日本と韓国は、1997年にそれぞれ金融危機、国際通貨危機という共に大きな経済危機を経験した。しかし、その後、韓国が順調な回復と成長を達成した一方で、日本では依然経済停滞が続いている。こうした両国における経済パフォーマンスの差、特に生産性格差はなぜ生じたのか。本論文では、こうした日韓の経済パフォーマンスの違いを、McGrattan and Prescott (2005a, 2010b)による無形資産蓄積を考慮したモデルを使って説明する。

全般的に無形資産を考慮したモデルのシミュレーションは、無形資産を考慮しないケースよりも日韓の労働時間の動きを良く説明している。このシミュレーションから計算される無形資産部門の割合は、日本が10%、韓国が7%程度である。

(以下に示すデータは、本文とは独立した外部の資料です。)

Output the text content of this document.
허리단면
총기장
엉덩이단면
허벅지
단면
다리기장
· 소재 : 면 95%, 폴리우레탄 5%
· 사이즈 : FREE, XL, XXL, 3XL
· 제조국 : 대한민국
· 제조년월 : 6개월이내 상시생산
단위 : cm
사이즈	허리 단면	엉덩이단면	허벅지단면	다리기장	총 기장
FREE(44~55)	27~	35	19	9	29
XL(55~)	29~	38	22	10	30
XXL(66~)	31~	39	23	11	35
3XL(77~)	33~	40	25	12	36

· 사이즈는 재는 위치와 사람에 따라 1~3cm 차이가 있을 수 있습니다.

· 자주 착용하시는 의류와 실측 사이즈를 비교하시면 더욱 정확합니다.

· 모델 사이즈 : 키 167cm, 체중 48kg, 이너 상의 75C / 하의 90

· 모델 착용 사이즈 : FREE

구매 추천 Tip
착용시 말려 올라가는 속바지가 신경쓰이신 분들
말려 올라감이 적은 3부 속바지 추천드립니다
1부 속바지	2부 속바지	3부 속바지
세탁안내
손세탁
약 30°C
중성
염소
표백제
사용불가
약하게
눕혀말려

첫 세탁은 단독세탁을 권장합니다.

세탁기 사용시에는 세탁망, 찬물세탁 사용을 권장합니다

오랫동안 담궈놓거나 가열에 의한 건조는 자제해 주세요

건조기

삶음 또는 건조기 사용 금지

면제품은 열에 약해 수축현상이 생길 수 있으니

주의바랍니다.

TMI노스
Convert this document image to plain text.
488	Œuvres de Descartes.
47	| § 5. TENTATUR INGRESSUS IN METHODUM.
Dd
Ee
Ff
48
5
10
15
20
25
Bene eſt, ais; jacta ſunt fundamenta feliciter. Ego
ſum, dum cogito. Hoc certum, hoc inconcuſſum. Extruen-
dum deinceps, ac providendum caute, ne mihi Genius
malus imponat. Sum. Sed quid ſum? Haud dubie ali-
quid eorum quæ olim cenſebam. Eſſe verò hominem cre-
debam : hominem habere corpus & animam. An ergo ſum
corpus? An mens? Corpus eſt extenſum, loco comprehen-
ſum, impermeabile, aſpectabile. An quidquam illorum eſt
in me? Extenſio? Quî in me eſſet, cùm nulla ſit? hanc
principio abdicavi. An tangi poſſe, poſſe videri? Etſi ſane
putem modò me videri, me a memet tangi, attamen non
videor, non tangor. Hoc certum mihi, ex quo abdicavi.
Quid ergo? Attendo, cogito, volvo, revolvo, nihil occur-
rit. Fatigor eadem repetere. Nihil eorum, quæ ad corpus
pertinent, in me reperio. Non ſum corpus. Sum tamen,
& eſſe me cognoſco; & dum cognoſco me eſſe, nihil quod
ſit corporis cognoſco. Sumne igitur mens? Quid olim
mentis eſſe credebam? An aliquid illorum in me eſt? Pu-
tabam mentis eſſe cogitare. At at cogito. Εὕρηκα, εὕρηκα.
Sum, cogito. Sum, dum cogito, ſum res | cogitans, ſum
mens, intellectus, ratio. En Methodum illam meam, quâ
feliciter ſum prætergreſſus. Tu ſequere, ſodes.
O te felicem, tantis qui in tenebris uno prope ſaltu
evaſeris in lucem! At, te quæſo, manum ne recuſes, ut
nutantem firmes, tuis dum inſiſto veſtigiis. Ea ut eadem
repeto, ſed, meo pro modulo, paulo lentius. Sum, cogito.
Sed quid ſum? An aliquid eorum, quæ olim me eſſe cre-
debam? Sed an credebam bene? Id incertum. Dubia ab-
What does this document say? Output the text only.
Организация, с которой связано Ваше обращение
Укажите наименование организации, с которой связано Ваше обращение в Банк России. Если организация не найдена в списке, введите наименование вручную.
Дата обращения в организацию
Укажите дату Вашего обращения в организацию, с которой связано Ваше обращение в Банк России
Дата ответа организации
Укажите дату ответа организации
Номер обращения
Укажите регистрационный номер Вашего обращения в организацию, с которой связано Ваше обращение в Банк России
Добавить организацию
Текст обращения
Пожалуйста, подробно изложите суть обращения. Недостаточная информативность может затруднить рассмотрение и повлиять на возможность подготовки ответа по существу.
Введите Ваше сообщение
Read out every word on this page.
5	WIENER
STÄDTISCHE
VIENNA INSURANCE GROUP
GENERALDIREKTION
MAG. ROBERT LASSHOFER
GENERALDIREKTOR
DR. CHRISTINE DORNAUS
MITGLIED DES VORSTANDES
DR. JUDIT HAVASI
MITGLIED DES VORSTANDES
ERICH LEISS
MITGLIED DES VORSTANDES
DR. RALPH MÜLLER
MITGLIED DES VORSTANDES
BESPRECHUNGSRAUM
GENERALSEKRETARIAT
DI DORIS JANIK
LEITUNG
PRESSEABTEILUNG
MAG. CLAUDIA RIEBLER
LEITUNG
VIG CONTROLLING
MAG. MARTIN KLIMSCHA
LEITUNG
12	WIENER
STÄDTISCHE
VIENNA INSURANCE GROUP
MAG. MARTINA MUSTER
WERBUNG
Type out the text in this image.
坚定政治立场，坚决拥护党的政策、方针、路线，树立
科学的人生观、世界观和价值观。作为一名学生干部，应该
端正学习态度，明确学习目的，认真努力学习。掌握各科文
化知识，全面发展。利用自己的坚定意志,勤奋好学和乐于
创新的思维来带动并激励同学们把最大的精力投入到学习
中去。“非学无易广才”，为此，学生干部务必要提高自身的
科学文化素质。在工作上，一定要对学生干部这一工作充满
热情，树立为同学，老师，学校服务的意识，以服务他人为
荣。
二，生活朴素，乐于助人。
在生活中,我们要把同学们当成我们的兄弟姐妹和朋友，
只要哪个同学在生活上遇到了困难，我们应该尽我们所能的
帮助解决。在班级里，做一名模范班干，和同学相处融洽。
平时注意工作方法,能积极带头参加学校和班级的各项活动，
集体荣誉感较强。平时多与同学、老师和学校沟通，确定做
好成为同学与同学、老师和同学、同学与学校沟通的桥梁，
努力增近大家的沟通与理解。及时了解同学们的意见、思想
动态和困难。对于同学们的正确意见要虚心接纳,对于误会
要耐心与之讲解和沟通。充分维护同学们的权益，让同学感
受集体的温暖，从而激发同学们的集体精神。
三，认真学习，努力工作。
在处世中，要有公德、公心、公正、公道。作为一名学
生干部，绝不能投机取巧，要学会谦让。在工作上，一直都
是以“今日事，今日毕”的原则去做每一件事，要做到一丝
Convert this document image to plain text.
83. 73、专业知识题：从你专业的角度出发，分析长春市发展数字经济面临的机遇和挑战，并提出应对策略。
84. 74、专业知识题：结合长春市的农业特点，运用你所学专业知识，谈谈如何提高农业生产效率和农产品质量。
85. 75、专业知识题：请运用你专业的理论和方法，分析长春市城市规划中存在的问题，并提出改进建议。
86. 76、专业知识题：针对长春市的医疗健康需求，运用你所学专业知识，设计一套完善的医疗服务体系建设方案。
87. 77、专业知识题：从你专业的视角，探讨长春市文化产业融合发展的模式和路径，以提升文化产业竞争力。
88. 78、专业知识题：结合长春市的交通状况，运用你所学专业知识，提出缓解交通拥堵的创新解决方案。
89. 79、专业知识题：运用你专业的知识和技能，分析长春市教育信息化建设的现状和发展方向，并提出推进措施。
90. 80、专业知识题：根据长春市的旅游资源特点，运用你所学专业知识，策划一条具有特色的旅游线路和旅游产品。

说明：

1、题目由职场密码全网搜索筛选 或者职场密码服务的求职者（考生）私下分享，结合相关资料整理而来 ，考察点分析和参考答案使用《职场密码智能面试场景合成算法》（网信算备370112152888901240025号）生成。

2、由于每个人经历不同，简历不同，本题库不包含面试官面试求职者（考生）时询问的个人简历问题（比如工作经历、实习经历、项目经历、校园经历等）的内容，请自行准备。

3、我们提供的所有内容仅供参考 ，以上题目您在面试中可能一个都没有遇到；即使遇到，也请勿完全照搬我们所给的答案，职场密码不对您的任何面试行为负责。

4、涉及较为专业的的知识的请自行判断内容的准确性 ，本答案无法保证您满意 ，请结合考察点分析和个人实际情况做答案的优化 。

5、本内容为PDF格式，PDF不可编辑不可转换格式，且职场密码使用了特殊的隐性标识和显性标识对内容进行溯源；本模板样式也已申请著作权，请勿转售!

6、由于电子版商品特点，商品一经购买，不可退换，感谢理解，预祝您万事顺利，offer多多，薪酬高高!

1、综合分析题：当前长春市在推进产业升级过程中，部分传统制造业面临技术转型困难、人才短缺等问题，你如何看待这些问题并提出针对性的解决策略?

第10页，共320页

このシミュレーションを使って、金融危機前後における経済成長の要因を比較すると、日本では金融危機を経て経済成長の鈍化が続いており、有形資産、無形資産とも寄与率が低下している。一方韓国では、金融危機以前は有形資産蓄積を中心とした要素投入型の経済成長であったが、金融危機後は無形資産の寄与率が上昇し、合わせてTFP上昇率もさらに加速しており、日本とは対照的な成長パターンとなっていることがわかった。